2011-12-15Zeitschriftenartikel DOI: 10.25646/943
Outbreak of Salmonella Montevideo associated with a dietary food supplement flagged in the Rapid Alert System for Food and Feed (RASFF) in Germany, 2010
In March 2010 the Rapid Alert System for Food and Feed (RASFF) was used to inform about Salmonella Montevideo in a herbal food supplement, formulated in capsules, distributed under a Dutch label in Germany. Simultaneous to the first RASFF notice, in the last two weeks of March 2010 an unusual number of 15 infections with S. Montevideo was notified within the electronic reporting system for infectious diseases at the Robert Koch Institute.
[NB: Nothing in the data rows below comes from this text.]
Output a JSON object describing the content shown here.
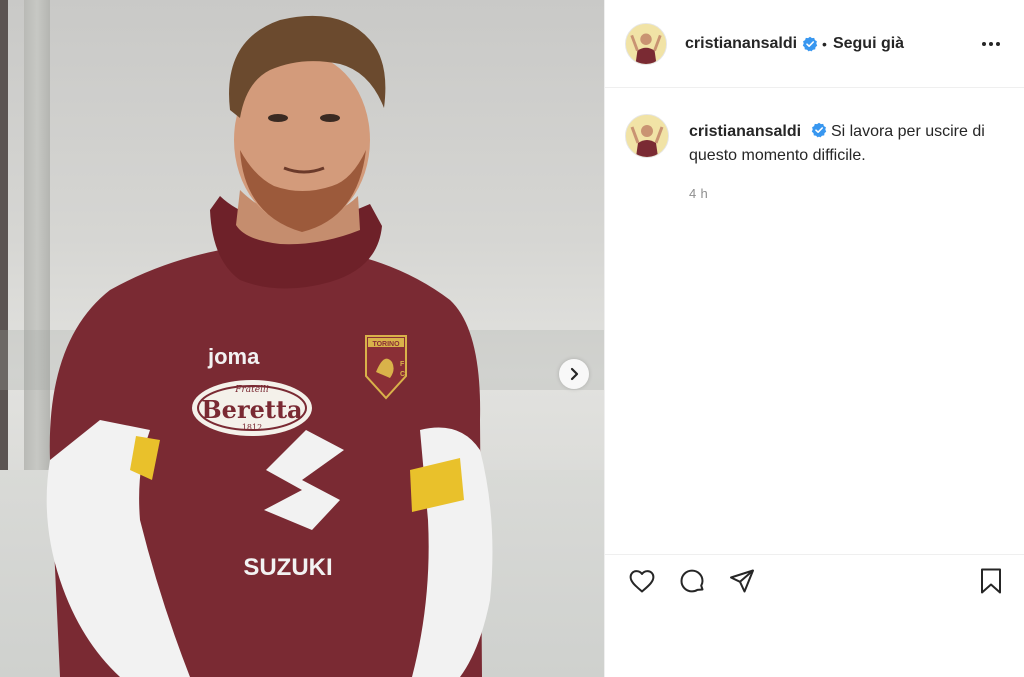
{
  "post": {
    "author": {
      "username": "cristianansaldi",
      "verified": true,
      "avatar_icon": "profile-avatar"
    },
    "follow_status": "Segui già",
    "separator": "•",
    "caption": {
      "username": "cristianansaldi",
      "text": "Si lavora per uscire di questo momento difficile.",
      "time": "4 h"
    },
    "media": {
      "subject": "footballer in maroon training top",
      "jersey_texts": [
        "Joma",
        "Fratelli",
        "Beretta",
        "1812",
        "SUZUKI",
        "TORINO",
        "F",
        "C"
      ],
      "carousel_next_icon": "chevron-right-icon"
    },
    "actions": [
      {
        "name": "like",
        "icon": "heart-icon"
      },
      {
        "name": "comment",
        "icon": "comment-icon"
      },
      {
        "name": "share",
        "icon": "send-icon"
      },
      {
        "name": "save",
        "icon": "bookmark-icon"
      }
    ],
    "colors": {
      "verified": "#3897f0",
      "text": "#262626",
      "secondary": "#8e8e8e",
      "border": "#efefef",
      "jersey": "#7a2a33"
    }
  }
}
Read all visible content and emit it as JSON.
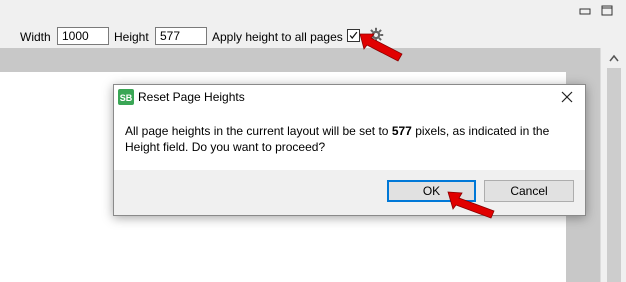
{
  "toolbar": {
    "width_label": "Width",
    "width_value": "1000",
    "height_label": "Height",
    "height_value": "577",
    "apply_label": "Apply height to all pages",
    "apply_checked": true
  },
  "dialog": {
    "title": "Reset Page Heights",
    "message_part1": "All page heights in the current layout will be set to ",
    "message_value": "577",
    "message_part2": " pixels, as indicated in the Height field. Do you want to proceed?",
    "ok_label": "OK",
    "cancel_label": "Cancel",
    "app_icon_text": "SB"
  },
  "colors": {
    "accent": "#0078d7",
    "arrow": "#e10000",
    "app_icon": "#3aa655"
  },
  "icons": [
    "minimize-icon",
    "maximize-icon",
    "checkbox-icon",
    "gear-icon",
    "app-icon",
    "close-icon",
    "red-arrow-icon",
    "scroll-up-icon"
  ]
}
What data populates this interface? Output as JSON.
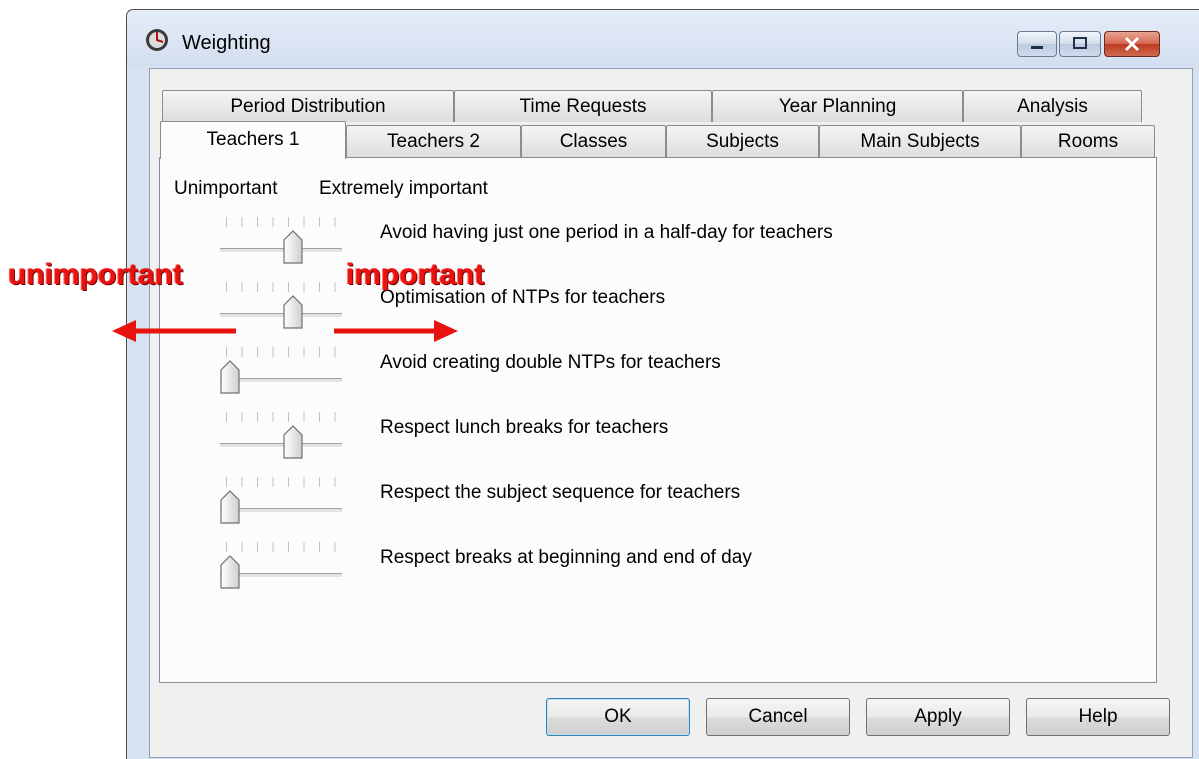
{
  "window": {
    "title": "Weighting"
  },
  "tabs_row1": [
    "Period Distribution",
    "Time Requests",
    "Year Planning",
    "Analysis"
  ],
  "tabs_row2": [
    "Teachers 1",
    "Teachers 2",
    "Classes",
    "Subjects",
    "Main Subjects",
    "Rooms"
  ],
  "active_tab": "Teachers 1",
  "scale": {
    "low_label": "Unimportant",
    "high_label": "Extremely important"
  },
  "criteria": [
    {
      "label": "Avoid having just one period in a half-day for teachers",
      "level": 0.57
    },
    {
      "label": "Optimisation of NTPs for teachers",
      "level": 0.57
    },
    {
      "label": "Avoid creating double NTPs for teachers",
      "level": 0.0
    },
    {
      "label": "Respect lunch breaks for teachers",
      "level": 0.57
    },
    {
      "label": "Respect the subject sequence for teachers",
      "level": 0.0
    },
    {
      "label": "Respect breaks at beginning and end of day",
      "level": 0.0
    }
  ],
  "annotations": {
    "left": "unimportant",
    "right": "important",
    "color": "#e8120f"
  },
  "buttons": {
    "ok": "OK",
    "cancel": "Cancel",
    "apply": "Apply",
    "help": "Help"
  }
}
Adult women (median age: 43, range: 1–90 years) were mainly affected. An outbreak was suspected and the food supplement hypothesised to be its vehicle. Cases were notified from six federal states throughout Germany, which required efficient coordination of information and activities. A case–control study (n=55) among adult women showed an association between consumption of the specific food supplement and the disease (odds ratio (OR): 27.5, 95% confidence interval (CI): 3.1–infinity, p-value=0.002). Restricting the case–control study to the period when the outbreak peaked (between 29 March and 11 April 2010) resulted in an OR of 43.5 (95% CI: 4.8–infinity, p-value=0.001). Trace-back of the supplement’s main ingredient, hemp seed flour, and subsequent microbiological testing by pulsed-field gel electrophoresis supported its likely role in transmission. This outbreak investigation illustrates that information from RASFF may aid in hypothesis generation in outbreak investigations, though likely late in the outbreak.